New genes driven by segmental duplications share a testis-specific expression pattern in the chromosome-level genome assembly of tree sparrow
Graphical Abstract
The origination of new genes is a fundamental question in genome evolution, and gene duplication is one of the most important mechanisms for the formation of new genes (Ohno 1970; Long et al. 2003; Kaessmann 2010; Ding et al. 2012). Gene duplications can add new gene copies to the genome, which provide the raw materials for the evolution of novel gene functions and evolutionary adaptation (Crow & Wagner 2006; Magadum et al. 2013). In many cases, the duplicated gene copies are part of large duplicated chromosomal segments, while the large (>1 kbp) and highly identical (>90%) segment copies in particular chromosomal regions are referred to as segmental duplications (SDs) (Bailey et al. 2001). Owing to their high sequence identity, SDs can promote non-allelic homologous recombination; as a result, they are known as hotspots of chromosomal rearrangement and copy number variation (Bailey et al. 2004; Sharp et al. 2005; Bailey & Eichler 2006; Perry et al. 2006; Liu et al. 2011).

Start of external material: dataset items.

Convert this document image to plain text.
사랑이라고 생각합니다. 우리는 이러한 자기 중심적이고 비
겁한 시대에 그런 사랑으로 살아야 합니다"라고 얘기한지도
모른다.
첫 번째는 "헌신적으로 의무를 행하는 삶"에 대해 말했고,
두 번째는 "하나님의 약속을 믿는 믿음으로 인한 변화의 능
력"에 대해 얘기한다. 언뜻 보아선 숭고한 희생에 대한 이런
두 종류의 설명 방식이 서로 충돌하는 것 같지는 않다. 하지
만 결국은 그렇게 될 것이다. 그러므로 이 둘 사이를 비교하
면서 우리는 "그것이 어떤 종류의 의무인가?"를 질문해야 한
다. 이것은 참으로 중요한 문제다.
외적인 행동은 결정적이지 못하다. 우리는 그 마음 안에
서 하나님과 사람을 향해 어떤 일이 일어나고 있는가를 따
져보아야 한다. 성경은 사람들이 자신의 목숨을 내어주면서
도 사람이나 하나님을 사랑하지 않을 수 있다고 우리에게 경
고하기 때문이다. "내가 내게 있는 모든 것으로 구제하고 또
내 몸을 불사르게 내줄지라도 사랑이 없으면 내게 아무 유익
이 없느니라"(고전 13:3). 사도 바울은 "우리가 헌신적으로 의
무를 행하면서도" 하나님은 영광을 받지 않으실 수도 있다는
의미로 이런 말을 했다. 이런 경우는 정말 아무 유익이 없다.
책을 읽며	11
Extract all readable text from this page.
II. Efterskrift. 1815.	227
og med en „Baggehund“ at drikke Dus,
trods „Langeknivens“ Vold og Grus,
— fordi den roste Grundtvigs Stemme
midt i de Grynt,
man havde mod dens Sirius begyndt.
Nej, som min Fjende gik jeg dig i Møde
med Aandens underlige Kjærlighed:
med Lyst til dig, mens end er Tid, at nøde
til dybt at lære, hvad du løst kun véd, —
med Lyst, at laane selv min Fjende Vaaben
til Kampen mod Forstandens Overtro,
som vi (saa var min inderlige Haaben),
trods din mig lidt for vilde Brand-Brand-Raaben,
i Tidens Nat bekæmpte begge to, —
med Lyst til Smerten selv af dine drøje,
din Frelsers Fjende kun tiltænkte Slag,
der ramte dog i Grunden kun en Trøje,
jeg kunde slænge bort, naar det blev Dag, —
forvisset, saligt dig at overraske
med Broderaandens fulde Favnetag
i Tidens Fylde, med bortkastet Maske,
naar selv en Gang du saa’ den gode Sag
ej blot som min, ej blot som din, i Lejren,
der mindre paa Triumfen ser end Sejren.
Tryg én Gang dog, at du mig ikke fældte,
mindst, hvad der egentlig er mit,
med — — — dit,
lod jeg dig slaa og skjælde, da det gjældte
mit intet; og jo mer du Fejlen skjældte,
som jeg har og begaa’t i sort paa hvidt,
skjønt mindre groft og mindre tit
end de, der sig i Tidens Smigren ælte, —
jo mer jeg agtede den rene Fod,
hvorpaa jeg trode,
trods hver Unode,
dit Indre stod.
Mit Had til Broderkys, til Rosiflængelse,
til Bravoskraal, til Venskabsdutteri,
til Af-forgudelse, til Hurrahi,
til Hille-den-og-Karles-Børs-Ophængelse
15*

Although they are critical in genome evolution and plasticity, SDs may be particularly problematic to characterize at the genomic level because of their inconspicuousness, large size, and high sequence similarity, which make them frequently the last regions of genomes to be sequenced and assembled (Bailey et al. 2001; Vollger et al. 2022). Advances in long-read sequencing technologies and assembly algorithms may help to overcome the issue, and the recent generation of a complete telomere-to-telomere human genome (T2T-CHM13) has successfully demonstrated sequence resolution of complex SDs (Vollger et al. 2022). To enrich our understanding of SD organization in birds, we generated a chromosome-level genome assembly of the tree sparrow (Passer montanus), one of the most common passerine species in China, through the combination of long-read HiFi sequencing technology and Hi-C sequencing. We sequenced ∼45× HiFi reads from a male tree sparrow and assembled these reads into a 1.28 Gb genome assembly, consisting of 744 contigs with a contig N50 length of 54.42 Mb. About 1.16 Gb sequences (91.49% of the total assembly) of the assembled genome were anchored into 36 pseudo-chromosomes with the help of ∼83× Hi-C sequence data (Fig. 1a; Tables S1,S2, Supporting Information). Compared with the previously published Illumina-based assembly of tree sparrow (Qu et al. 2020), our assembly showed great improvement in continuity and completeness (Table S2, Supporting Information).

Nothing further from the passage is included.